That time is almost upon us. The Hunger Games: Catching Fire is due in theaters in about a week and a half. The Hunger Games is a pop culture phenomenon like few others. The young adult book and film series are the young generation’s Harry Potter, with all the spoils that come along with that title. It’s itching to be a billion dollar property, which is why Lionsgate is looking to branch out and expand the brand.
According to Variety, Lionsgate CEO Jon Feltheimer confirmed that the studio is looking to develop a Hunger Games theme park. The proposed destination would be in two domestic territories, most likely Florida on the east coast and California on the west. While Feltheimer didn’t disclose what kind of attractions would be at the proposed theme park, it begs the question; do you want to spend your vacation at a post-apocalyptic, totalitarian, and dystopian theme park?

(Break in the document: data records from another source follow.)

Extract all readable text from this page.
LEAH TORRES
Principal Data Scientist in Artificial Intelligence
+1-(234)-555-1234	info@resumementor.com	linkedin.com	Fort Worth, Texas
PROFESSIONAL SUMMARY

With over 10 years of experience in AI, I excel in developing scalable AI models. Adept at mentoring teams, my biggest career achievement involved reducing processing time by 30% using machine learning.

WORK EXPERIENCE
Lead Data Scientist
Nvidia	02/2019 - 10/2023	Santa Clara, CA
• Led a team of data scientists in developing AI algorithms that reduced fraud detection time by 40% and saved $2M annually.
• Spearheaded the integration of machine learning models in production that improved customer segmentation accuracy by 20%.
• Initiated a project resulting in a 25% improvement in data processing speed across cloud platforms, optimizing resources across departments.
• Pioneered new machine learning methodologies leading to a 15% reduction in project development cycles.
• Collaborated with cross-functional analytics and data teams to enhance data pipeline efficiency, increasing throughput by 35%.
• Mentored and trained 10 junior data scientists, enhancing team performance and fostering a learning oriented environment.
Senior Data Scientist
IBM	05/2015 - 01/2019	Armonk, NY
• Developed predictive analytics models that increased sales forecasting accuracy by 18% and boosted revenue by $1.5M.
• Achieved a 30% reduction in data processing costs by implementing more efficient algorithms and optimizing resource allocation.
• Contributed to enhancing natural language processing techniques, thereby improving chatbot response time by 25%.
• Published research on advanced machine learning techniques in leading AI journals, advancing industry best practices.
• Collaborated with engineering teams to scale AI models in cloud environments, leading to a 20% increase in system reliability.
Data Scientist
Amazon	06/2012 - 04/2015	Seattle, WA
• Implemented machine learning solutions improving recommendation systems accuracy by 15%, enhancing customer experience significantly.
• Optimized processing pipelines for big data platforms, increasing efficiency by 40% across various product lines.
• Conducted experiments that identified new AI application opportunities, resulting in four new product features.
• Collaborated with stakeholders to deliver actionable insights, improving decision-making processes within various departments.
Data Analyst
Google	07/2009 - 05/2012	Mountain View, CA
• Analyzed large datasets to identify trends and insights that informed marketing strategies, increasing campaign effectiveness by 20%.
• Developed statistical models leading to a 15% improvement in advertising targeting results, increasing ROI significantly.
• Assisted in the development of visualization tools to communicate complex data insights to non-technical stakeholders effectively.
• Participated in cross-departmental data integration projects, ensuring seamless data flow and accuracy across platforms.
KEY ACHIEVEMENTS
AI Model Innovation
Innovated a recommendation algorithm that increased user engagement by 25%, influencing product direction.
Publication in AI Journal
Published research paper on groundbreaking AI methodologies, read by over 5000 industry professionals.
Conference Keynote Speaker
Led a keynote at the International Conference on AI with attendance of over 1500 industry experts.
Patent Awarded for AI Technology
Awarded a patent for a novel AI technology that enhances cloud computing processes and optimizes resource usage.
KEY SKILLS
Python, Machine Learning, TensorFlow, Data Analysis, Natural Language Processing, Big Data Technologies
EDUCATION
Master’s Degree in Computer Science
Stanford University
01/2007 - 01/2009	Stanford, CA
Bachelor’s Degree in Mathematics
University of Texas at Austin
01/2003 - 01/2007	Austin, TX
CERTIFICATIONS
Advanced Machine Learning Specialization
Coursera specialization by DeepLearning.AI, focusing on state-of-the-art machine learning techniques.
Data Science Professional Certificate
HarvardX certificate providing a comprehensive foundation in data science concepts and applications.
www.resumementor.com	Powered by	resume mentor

I’m all for merchandising and making more money off a popular film franchise, but a theme park seems like a bad idea. At its core, The Hunger Games is about social upheaval and rebellion. A popular attraction surrounding the active murder of young people for sport really doesn’t scream social revolution. What separates The Hunger Games from Harry Potter, Star Wars, and Avatar is that the world of Panem is a place you don’t want to take the wife and kids on a vacation. I can’t imagine theme park attractions featuring children working in sweat shops, slave plantations, or throwing over a power hungry dictator. Why not make a theme park based on Battle Royale while you’re at it?
The Hunger Games is Lionsgate’s only giant franchise, so it’s in the company’s best interest to explore all avenues to merchandise the hell out of it, no matter how perplexing. If the studio does launch these attractions at a theme park, it could be at either Universal Studios or Six Flags.
Lionsgate is not the only movie studio looking to branch off its properties into the theme park business. Warner Bros developed and launched attractions for the aforementioned Harry Potter series, while Paramount has turned the Transformers franchise into rides at Universal Studios. Disney, of course, is looking to expand the Star Wars brand at Disney parks, and partnered up with James Cameron’s Lightstorm Entertainment to introduce Avatar into Disneyland.
Recently, Lionsgate released two clips from The Hunger Games sequel. The clips featured Gale and Katniss as Capitol troops enter District 12, while the other features Haymich helping Katniss and Peeta get through their Victory Tour. Catching Fire is currently tracking to make almost a billion dollars, with an estimated $150 million opening weekend. You can see why Lionsgate wants to keep on that gravy train.
The Hunger Games: Catching Fire hits IMAX theaters everywhere on November 22nd.